La bouse servie à l’assiette par Lysiane Ganousse
La bouse servie à l’assiette
Verre, plats, assiettes, et même sucrier… ils trônent tous à la table des banquets imaginée par l’artiste Barbara Schroeder, comme une invitation à festoyer à la galerie le Préau. Avec cette petite singularité que toute la vaisselle est recouverte… de bouse de vache séchée. Matière à part, mais matière d’art.
Où sont passés les convives ? Dans quelle époque lointaine ont-ils été relégués ? Nul ne le sait. Mais de leur banquet restent les reliefs. Ou les promesses. Pièce maîtresse de l’exposition proposée dans la galerie Le Préau, la table est toujours dressée. On s’attend presque à entendre le loir sortir de la théière, et soupirer le chapelier Fou, furieux d’avoir été abandonnés de l’autre côté du miroir.
Quelques pièces d’argenterie, des assiettes dépareillées aux rares bordures dorées, sucrier, carafes, soupière… les pièces s’amoncellent autant à la verticale qu’à l’horizontale sur cet étrange autel profane. On peine cependant parfois à les identifier, unies qu’elles sont par une même matière qui les confond presque : la bouse de vache séchée.
La bouse, on n’en connaît généralement que les galettes éparses semées dans les pâtures, fumantes encore parfois de la chaleur du corps bovin qui vient de s’en libérer. Mais l’artiste Barbara Schroeder en a cette fois enduit la plupart des verres, tasses, soucoupes, chandelier ou lampe à pétrole, invitant cette matière à la table dont précisément – à titre d’excrément – elle devrait être bannie fermement. Sans aucune intention de choquer toutefois, mais bien au contraire de « renouer ». Designers de nos paysages ! « Parce que cette vaisselle, je l’embouse à titre d’hommage », confie l’artiste franco-allemande. « Dans une démarche qui renoue avec notre part animale.
Une façon pour moi de redonner sa place d’honneur au monde paysan. » Un monde ainsi invité à la table du banquet, et pas seulement pour en garnir les écuelles de multiples victuailles ! « Je voulais parler de ces gens qui font un travail noble et très dur, qui sont aussi les designers de nos paysages.
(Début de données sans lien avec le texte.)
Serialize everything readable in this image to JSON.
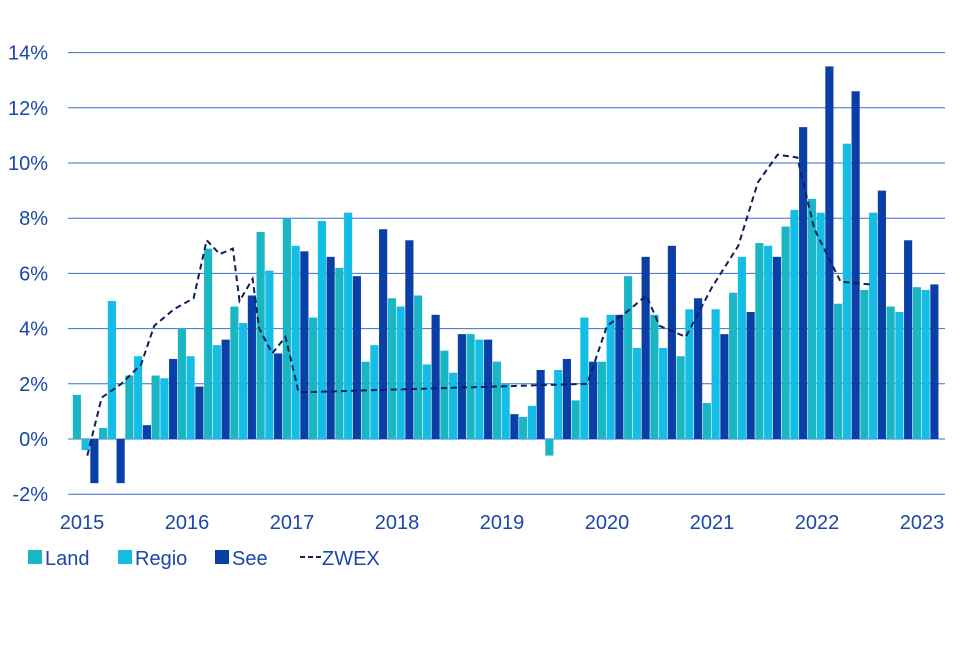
{
  "chart_data": {
    "type": "bar",
    "title": "",
    "xlabel": "",
    "ylabel": "",
    "ylim": [
      -2,
      14
    ],
    "y_ticks": [
      -2,
      0,
      2,
      4,
      6,
      8,
      10,
      12,
      14
    ],
    "y_tick_labels": [
      "-2%",
      "0%",
      "2%",
      "4%",
      "6%",
      "8%",
      "10%",
      "12%",
      "14%"
    ],
    "x_tick_labels": [
      "2015",
      "2016",
      "2017",
      "2018",
      "2019",
      "2020",
      "2021",
      "2022",
      "2023"
    ],
    "grid": "horizontal",
    "legend_position": "bottom-left",
    "colors": {
      "Land": "#1ab6c4",
      "Regio": "#14bde6",
      "See": "#0a3fa8",
      "ZWEX": "#0d1f5c",
      "axis_text": "#1a47a8",
      "grid": "#3c6fd0"
    },
    "categories": [
      "2015 Q1",
      "2015 Q2",
      "2015 Q3",
      "2015 Q4",
      "2016 Q1",
      "2016 Q2",
      "2016 Q3",
      "2016 Q4",
      "2017 Q1",
      "2017 Q2",
      "2017 Q3",
      "2017 Q4",
      "2018 Q1",
      "2018 Q2",
      "2018 Q3",
      "2018 Q4",
      "2019 Q1",
      "2019 Q2",
      "2019 Q3",
      "2019 Q4",
      "2020 Q1",
      "2020 Q2",
      "2020 Q3",
      "2020 Q4",
      "2021 Q1",
      "2021 Q2",
      "2021 Q3",
      "2021 Q4",
      "2022 Q1",
      "2022 Q2",
      "2022 Q3",
      "2022 Q4"
    ],
    "series": [
      {
        "name": "Land",
        "type": "bar",
        "values": [
          1.6,
          0.4,
          2.3,
          2.3,
          4.0,
          6.9,
          4.8,
          7.5,
          8.0,
          4.4,
          6.2,
          2.8,
          5.1,
          5.2,
          3.2,
          3.8,
          2.8,
          0.8,
          -0.6,
          1.4,
          2.8,
          5.9,
          4.5,
          3.0,
          1.3,
          5.3,
          7.1,
          7.7,
          8.7,
          4.9,
          5.4,
          4.8
        ]
      },
      {
        "name": "Regio",
        "type": "bar",
        "values": [
          -0.4,
          5.0,
          3.0,
          2.2,
          3.0,
          3.4,
          4.2,
          6.1,
          7.0,
          7.9,
          8.2,
          3.4,
          4.8,
          2.7,
          2.4,
          3.6,
          2.0,
          1.2,
          2.5,
          4.4,
          4.5,
          3.3,
          3.3,
          4.7,
          4.7,
          6.6,
          7.0,
          8.3,
          8.2,
          10.7,
          8.2,
          4.6
        ]
      },
      {
        "name": "See",
        "type": "bar",
        "values": [
          -1.6,
          -1.6,
          0.5,
          2.9,
          1.9,
          3.6,
          5.2,
          3.1,
          6.8,
          6.6,
          5.9,
          7.6,
          7.2,
          4.5,
          3.8,
          3.6,
          0.9,
          2.5,
          2.9,
          2.8,
          4.5,
          6.6,
          7.0,
          5.1,
          3.8,
          4.6,
          6.6,
          11.3,
          13.5,
          12.6,
          9.0,
          7.2
        ]
      },
      {
        "name": "ZWEX",
        "type": "line",
        "x": [
          0.2,
          0.75,
          1.5,
          2.25,
          2.75,
          3.5,
          4.25,
          4.75,
          5.25,
          5.75,
          6.0,
          6.5,
          6.75,
          7.25,
          7.75,
          8.25,
          8.6
        ],
        "values": [
          -0.6,
          1.5,
          2.0,
          2.7,
          4.1,
          4.7,
          5.1,
          7.2,
          6.7,
          6.9,
          5.0,
          5.8,
          4.0,
          3.1,
          3.7,
          1.7,
          1.7
        ]
      }
    ]
  },
  "chart_data_continued": {
    "zwex_values_tail": [
      2.0,
      4.1,
      4.6,
      5.2,
      4.1,
      3.7,
      5.5,
      7.0,
      9.3,
      10.3,
      10.2,
      7.6,
      5.7,
      5.6
    ],
    "zwex_x_tail": [
      19.25,
      20.0,
      20.75,
      21.5,
      22.0,
      23.0,
      24.0,
      25.0,
      25.75,
      26.5,
      27.25,
      27.9,
      28.9,
      30.0
    ],
    "see_extra_2023": [
      5.4,
      5.6
    ],
    "land_regio_extra_2023": [
      5.5,
      5.4
    ]
  }
}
Et j’avais envie, aussi, de remettre à l’honneur ce que, d’habitude, on se contente de fouler du pied. »
Cette table des banquets embousée, d’où percent de timides plantes vertes çà et là (« la bouse n’est-elle pas le meilleur des engrais ? »), a d’abord pris forme dans le Sud-Ouest de la France, avant de s’arrêter à Maxéville jusque mi- décembre, pour prendre ensuite la route de l’Allemagne. « Et comme je conçois cette œuvre à la fois évolutive et participative, à chaque étape s’ajoutent quelques pièces : de la vaisselle offerte par des contributeurs du coin, que je vais traiter à la bouse locale. »
La plasticienne performeuse (…) a érigé des colonnes, sculptures totémiques d’où la végétation s’échappe, là encore, dans un irrépressible élan.
Racines de porcelaine, arbre-potager, le visiteur découvre ainsi maintes facettes de cet art « enraciné ». Mais il se surprend à tourner encore et encore autour de ce merveilleux banquet nomade. À en contempler l’empreinte pétrifiée. Dans l’espoir, peut-être, qu’Alice consente un jour à s’y attabler.